Son nouveau roman commence de façon étrange. Le premier chapitre se déroule en Palestine en l'an 1 de notre ère, le narrateur nous présente sa famille : sa mère, bienveillante et dotée d'une âme d'artiste ; son père, un guerrier exigent avec ses enfants ; sa sœur, protectrice et possessive ; son frère aîné, qui a hérité de son père un certain penchant pour la violence. Lorsque nous ouvrons le deuxième chapitre, nous sommes désormais en Turquie, en l'an 41, nous retrouvons une famille similaire à celle du premier chapitre, avec des prénoms différents mais reprenant la même première lettre que leurs alter-égos du chapitre précédent. Le récit reprend comme si rien n'avait changé, le narrateur est à peine plus âgé que dans le premier chapitre, comme si 40 années ne s'étaient pas écoulées.
L'histoire se poursuit ainsi de chapitre en chapitre, en faisant des bons de temps de 30 à 50 ans dans la grande Histoire, mais l'histoire elle-même avance à son propre rythme. C'est d'abord déroutant, puis on devine peut-être une histoire de réincarnation, avant de simplement se laisser emporté pour le récit malgré cette construction narrative atypique.
On y prend même du plaisir, en relevant les détails qui se répètent d'un chapitre à l'autre ou au contraire qui diffèrent.
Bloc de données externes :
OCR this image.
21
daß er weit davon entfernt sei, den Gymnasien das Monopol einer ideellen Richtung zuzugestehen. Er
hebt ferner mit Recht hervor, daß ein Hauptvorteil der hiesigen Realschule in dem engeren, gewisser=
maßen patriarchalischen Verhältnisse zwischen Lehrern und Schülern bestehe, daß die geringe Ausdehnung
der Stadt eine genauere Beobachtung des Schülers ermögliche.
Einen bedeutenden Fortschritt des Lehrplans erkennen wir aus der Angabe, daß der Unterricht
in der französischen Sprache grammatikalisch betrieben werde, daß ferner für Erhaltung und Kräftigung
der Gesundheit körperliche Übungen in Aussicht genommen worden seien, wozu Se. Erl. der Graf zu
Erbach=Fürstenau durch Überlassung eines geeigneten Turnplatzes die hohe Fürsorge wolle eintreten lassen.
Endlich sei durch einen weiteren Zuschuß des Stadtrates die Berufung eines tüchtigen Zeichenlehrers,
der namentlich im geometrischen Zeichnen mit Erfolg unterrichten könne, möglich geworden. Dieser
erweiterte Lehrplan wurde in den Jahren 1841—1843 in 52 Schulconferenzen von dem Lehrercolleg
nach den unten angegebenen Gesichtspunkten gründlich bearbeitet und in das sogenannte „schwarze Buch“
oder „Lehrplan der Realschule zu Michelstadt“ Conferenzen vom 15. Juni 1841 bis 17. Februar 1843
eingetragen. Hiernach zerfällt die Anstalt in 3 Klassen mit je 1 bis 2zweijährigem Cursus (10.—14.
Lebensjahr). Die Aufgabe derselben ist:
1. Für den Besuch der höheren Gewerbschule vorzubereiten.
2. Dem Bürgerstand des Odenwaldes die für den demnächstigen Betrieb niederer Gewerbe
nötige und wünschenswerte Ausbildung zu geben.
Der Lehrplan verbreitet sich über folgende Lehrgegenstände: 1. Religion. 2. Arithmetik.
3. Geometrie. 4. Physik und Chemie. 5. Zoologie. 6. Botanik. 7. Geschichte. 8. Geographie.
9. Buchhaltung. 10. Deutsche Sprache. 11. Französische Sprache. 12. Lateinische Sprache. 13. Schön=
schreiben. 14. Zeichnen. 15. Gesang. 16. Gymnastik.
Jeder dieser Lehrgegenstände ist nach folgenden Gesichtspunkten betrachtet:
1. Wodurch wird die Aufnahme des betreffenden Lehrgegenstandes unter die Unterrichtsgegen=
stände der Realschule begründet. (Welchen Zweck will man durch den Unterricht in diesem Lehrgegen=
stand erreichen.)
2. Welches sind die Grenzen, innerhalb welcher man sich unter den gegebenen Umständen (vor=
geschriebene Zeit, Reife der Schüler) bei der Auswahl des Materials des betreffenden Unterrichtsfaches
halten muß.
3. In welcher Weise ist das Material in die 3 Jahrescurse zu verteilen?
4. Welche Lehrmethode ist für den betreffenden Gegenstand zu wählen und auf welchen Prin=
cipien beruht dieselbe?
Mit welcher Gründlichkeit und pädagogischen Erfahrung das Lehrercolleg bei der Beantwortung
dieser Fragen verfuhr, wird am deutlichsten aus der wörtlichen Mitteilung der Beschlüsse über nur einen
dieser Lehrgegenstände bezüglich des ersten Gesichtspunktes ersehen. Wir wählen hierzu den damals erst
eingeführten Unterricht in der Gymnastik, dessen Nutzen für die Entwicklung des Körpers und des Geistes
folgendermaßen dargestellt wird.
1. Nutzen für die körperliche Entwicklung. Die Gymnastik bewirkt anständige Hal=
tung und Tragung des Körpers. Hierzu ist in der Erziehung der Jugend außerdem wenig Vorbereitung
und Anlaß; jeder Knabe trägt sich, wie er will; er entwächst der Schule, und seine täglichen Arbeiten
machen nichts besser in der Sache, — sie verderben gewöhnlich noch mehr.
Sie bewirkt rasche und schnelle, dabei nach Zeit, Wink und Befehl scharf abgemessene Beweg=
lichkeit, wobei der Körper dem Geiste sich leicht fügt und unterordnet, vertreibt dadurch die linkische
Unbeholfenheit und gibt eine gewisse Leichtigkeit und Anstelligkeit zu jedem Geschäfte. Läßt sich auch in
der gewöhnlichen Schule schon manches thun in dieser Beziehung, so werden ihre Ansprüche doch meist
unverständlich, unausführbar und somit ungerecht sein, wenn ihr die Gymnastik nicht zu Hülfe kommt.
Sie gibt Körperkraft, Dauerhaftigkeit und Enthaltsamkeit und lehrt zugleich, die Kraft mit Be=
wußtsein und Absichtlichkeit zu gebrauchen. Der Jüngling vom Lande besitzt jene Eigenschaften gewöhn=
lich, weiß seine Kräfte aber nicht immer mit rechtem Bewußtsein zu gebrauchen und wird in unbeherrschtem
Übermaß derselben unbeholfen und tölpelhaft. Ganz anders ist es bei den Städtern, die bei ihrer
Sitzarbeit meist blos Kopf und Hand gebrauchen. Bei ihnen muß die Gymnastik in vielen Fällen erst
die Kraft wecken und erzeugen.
Ainsi, le narrateur est toujours un artiste ou un artisan, mais la discipline dans laquelle il excelle change à chaque chapitre. Le récit nous fait également vivre 2000 ans d'histoire en accéléré, tout en voyageant à travers tout le globe. C'est d'autant plus remarquable que l'auteur ne se contente pas de suivre la circulation occidentale ; il est par exemple très intéressant de suivre la conquête des Amériques à travers les yeux des populations natives.
Deux bémols cependant : si la structure narrative atypique apporte un réel intérêt, le récit lui-même n'est pas toujours passionnant et traîne parfois en longueur. Sans l'artifice des sauts dans le temps et l'espace, il n'y a pas forcément de quoi faire un roman complet. Enfin, les tout derniers chapitres s'essoufflent voire tombent à côté de la plaque. Le chapitre où l'auteur s'exprime presque directement sur les polémiques qu'il a subi lors de la publication d'un de ses derniers romans apparaît comme un règlement de compte inutile et malvenu. Quant au chapitre se déroulant pendant l'élection de Donald Trump aux USA en 2016, il est caricatural, quoi qu'on pense de l'issue de cette élection présidentielle.
Heureusement, cela ne suffit pas à gâcher le plaisir d'une lecture originale qui nous parle de la nature humaine, à la fois changeante et invariante, à travers les âges. Peut-être pas un « grand » livre, mais assurément un projet ambitieux largement réussi, une lecture très plaisante.